David M. Brown
- STS- 107 (2003)
David McDowell Brown ( born April 16, 1956 in Arlington, Virginia, USA; † 1 February 2003 on the south of the United States ) was an American astronaut. He died in the crash of the Columbia in the spring of 2003.
Brown attended until 1974, the Yorktown High School in Arlington and then studied at the College of William and Mary, where he received a bachelor's degree in biology in 1978. In 1982, he finally received a doctorate in medicine from Eastern Virginia Medical School.
Brown joined for an internship at the Medical University of South Carolina in the U.S. Navy. After training as a flight surgeon in 1984 he was senior physician at the Naval Hospital in Adak (Alaska). Then he became the Carrier Air Wing 15 assigned aboard the USS Carl Vinson, which was patrolling in the West Pacific. From 1988, he was trained in Beeville (Texas ) for Navy pilots. Two years later he received his pilot's license as a class leader. He was then trained in Beeville for the A -6E Intruder. In 1991 he was transferred to the Naval Strike Warfare Center in Fallon (Nevada ), where he was employed as an instructor and planning officer. In addition, he received training on the F/A-18 Hornet and flew in 1992 aboard the USS Independence Japan before the A- 6E in Strike Fighter Squadron 115 in 1995, he was transferred as their flight surgeon in the United States Naval Test Pilot School. He also flew the T-38 Talon.

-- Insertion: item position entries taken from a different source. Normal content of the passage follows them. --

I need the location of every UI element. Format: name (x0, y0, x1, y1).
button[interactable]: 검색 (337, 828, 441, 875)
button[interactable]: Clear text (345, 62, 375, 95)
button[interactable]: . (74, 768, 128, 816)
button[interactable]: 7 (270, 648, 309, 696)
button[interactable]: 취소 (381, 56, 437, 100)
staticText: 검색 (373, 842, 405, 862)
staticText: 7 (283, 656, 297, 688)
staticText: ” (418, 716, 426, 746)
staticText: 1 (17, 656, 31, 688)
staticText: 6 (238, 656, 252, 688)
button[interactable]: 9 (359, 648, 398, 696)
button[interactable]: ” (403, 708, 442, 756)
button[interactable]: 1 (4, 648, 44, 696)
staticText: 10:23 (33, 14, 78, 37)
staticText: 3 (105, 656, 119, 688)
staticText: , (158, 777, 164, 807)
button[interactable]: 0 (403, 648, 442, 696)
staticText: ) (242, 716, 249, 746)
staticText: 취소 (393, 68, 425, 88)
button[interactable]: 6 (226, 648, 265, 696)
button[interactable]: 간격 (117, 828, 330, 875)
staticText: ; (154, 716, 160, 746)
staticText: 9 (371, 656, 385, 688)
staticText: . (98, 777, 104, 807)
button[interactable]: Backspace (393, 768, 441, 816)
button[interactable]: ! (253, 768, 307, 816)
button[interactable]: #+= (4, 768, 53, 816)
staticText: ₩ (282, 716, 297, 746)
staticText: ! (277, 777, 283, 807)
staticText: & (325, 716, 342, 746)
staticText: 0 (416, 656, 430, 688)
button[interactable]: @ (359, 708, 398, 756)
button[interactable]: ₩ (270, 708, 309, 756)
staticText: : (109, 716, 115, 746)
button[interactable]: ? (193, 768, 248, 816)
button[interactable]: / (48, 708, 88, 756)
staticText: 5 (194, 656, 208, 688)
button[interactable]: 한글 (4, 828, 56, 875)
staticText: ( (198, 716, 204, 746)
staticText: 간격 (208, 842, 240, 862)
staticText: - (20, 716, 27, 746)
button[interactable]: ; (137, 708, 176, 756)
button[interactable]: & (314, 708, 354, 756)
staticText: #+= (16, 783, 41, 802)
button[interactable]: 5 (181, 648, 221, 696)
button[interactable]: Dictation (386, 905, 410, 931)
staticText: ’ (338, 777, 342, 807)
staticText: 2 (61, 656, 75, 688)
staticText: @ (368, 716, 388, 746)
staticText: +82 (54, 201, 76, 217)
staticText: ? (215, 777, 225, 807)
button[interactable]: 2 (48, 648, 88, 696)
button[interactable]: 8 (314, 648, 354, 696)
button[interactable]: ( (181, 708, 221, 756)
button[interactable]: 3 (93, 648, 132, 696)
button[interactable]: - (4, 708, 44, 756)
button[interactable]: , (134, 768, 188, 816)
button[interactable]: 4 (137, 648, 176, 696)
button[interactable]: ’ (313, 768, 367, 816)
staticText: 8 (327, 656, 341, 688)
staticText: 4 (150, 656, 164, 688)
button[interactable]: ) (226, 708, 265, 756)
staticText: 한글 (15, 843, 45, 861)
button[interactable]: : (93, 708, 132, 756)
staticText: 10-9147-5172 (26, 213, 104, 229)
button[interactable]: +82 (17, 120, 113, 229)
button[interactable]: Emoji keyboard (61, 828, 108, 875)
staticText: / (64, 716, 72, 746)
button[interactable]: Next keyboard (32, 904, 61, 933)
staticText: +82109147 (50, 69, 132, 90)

Brown was selected by NASA as an astronaut candidate in May 1996 and was used from August 1996 at the Lyndon B. Johnson Space Center in Houston. He completed a two-year astronaut training, which qualified him as a mission specialist. He was assigned to the beginning of the payload development for the International Space Station. Later he was a member of the support team for the Space Shuttle flights.
Brown and six other astronauts launched on 16 January 2003 with the Space Shuttle Columbia on mission STS - 107. On this 16-day research mission about 80 scientific experiments were carried out. At the start of the Space Shuttle, however, a foam piece had come loose from the external tank and hit the port wing of the orbiter. The damage was indeed observed, but was classified by NASA as not critical. As the shuttle returned to Earth on Feb. 1, penetrated by a damaged heat tile hot gases into the wing and melted it from the inside. The shuttle was out of control and broke into the atmosphere. David Brown and the other crew members were killed.
David Brown was awarded in July 2004, posthumously, the Congressional Space Medal of Honor. In addition, the asteroid ( 51825 ) David Brown was named after him.